KİRACILAR, EV SAHİBİNDEN TAZMİNAT ALABİLİRLER
Konut sahibinin ihtiyaç gerekçesinde samimiyetin olmaması ve ispatlanması halinde kiracıların ev sahibine dava açarak tazminat alabileceklerini belirten Hukukçu Niyazi Ünalmış; “Belirtmiş olduğumuz bu ihtiyaçların samimi olması ve ispatlanması halinde kiracı, kiraya verenden tazminat isteyebilir. Borçlar Kanunu’na göre, eğer ihtiyacın samimi olmadığı anlaşılır ise tazminat isteyebilir. Yine ihtiyaçlar doğrultusunda bir yakınının oturacağını söyleyerek kiracıyı tahliye ettikten sonra oraya bir yakını oturmaz ise kiraya verenin taşınmazına 3 yıl kiraya verme yasağı konur. O süre içerisinde kiraya verilir ise yine kiracı tazminat davası açabilir” dedi.

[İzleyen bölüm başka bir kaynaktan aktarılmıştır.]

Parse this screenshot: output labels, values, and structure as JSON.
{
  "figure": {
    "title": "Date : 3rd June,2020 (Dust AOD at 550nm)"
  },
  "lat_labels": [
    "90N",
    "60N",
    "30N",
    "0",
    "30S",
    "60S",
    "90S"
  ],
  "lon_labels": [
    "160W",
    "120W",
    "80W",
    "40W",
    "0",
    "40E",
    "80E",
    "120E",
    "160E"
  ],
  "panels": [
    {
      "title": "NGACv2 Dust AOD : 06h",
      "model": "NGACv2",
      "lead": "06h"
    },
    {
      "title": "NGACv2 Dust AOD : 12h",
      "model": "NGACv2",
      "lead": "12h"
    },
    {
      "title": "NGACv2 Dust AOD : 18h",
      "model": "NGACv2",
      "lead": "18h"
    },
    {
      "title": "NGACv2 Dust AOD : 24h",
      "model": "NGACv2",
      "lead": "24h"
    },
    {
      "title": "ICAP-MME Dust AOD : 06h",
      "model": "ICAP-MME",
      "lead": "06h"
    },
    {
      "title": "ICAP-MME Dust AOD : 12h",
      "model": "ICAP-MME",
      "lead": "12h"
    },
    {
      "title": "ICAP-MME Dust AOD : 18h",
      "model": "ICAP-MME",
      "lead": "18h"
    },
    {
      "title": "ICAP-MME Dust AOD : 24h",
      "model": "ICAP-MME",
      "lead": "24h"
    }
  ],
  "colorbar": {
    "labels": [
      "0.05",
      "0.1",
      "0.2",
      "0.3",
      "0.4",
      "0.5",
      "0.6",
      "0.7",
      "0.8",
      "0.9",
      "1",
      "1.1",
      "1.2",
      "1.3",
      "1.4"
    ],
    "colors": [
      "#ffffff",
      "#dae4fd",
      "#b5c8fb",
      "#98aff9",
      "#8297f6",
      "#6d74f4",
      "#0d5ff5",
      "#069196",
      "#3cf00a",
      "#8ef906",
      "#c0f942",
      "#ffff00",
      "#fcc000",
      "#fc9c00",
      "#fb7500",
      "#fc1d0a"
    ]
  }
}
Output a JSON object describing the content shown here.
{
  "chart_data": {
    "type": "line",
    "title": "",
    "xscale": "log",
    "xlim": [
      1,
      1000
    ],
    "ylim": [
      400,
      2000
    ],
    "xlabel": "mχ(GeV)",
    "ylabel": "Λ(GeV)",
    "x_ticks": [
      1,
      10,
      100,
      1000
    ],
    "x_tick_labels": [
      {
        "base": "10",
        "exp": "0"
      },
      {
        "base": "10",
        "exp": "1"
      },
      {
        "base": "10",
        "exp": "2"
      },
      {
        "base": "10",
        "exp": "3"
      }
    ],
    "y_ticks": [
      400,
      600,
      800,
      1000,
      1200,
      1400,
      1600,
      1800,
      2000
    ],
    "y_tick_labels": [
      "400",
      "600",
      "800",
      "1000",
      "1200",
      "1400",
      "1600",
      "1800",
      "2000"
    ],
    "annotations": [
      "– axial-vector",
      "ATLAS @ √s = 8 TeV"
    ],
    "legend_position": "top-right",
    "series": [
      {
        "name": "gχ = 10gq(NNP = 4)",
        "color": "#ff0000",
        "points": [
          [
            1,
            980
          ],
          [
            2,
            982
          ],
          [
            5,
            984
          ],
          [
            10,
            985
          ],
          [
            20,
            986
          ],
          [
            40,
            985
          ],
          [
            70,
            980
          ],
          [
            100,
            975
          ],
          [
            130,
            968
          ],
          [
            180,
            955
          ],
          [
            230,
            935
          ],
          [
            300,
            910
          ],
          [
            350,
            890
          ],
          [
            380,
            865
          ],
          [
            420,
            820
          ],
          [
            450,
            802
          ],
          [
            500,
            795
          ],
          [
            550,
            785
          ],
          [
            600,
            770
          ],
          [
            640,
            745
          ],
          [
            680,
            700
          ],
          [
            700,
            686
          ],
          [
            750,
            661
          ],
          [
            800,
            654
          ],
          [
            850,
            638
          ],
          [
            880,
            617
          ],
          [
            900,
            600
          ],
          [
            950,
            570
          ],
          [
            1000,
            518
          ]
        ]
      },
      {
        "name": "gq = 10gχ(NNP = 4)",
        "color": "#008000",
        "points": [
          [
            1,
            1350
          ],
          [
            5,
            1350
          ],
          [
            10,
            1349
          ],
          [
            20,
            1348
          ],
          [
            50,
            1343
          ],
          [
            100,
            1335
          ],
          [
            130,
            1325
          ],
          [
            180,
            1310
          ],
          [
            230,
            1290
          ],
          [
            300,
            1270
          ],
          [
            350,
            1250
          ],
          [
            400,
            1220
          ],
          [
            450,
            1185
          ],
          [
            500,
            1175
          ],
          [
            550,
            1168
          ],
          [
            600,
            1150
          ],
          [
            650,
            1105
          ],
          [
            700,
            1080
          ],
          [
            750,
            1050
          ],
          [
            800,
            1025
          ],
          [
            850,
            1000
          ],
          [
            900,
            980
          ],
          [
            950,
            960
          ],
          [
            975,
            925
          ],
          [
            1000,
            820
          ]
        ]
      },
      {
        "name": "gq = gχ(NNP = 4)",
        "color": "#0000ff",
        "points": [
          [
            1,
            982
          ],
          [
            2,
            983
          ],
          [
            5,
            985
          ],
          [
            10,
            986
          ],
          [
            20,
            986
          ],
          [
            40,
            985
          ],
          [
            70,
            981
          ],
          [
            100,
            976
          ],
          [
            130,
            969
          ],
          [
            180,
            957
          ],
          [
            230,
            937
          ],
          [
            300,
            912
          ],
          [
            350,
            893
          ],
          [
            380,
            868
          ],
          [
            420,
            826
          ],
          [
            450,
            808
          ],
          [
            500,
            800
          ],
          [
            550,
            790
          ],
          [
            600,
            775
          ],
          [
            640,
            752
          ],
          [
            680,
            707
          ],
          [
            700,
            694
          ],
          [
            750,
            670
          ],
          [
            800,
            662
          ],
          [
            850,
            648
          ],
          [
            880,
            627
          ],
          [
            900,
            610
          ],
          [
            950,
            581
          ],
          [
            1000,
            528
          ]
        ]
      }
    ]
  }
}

BELİRLENMEMİŞ KİRA ARTIŞLARINDA KİRA TESPİT BEDELİ DAVASI AÇILABİLİR
Kiracı ve ev sahipleri arasında yaşanan belirlenmemiş kira artışlarıyla ilgili uyuşmazlığın giderilmesinde kira tespit bedeli davası açılabileceğini söyleyen Hukukçu Ünalmış, sözlerini şöyle noktaladı; “Bu konuda öncelikle tarafların iradelerine üstünlük tanınıyor. Eğer taraflar kira sözleşmesinde bir artış ya da bir kira bedeli belirlenmiş ise öncelik onlara veriliyor. Bir sonraki kira döneminde nasıl bir artış uygulanacağı sözleşmede belirlemişler ise taraflar bunlara göre belirleniyor. Borçlar yasamız bir üst sınır belirlemiş, üretici fiyat endeksinden de daha fazla artış belirlenemiyor. Ama uygulamada en çok karşımıza çıkan ve ülkede yaşanan çok ciddi enflasyon artışları, ekonomik krizler nedeniyle ortaya çıkan kira uyuşmazlıkları, kira bedel tespit davaları ile çözümleniyor. Kişiler eğer, herhangi bir artış belirlememişler ise ya da belirlenen artış oranının güncelde artık çok yetersiz kaldığını düşünüyorlar ise kira bedel tespiti davası açabilirler. Açtıkları davalarda, açtıkları dönem için uygulanmıyor. Bir sonraki dönem için uygulanıyor. Dolayısıyla bir hukukçudan destek almalarını tavsiye ederim. Doğru yola ancak o şekilde ulaşabilirler. Uyuşmazlıklarını bu şekilde daha sağlıklı giderebilirler.”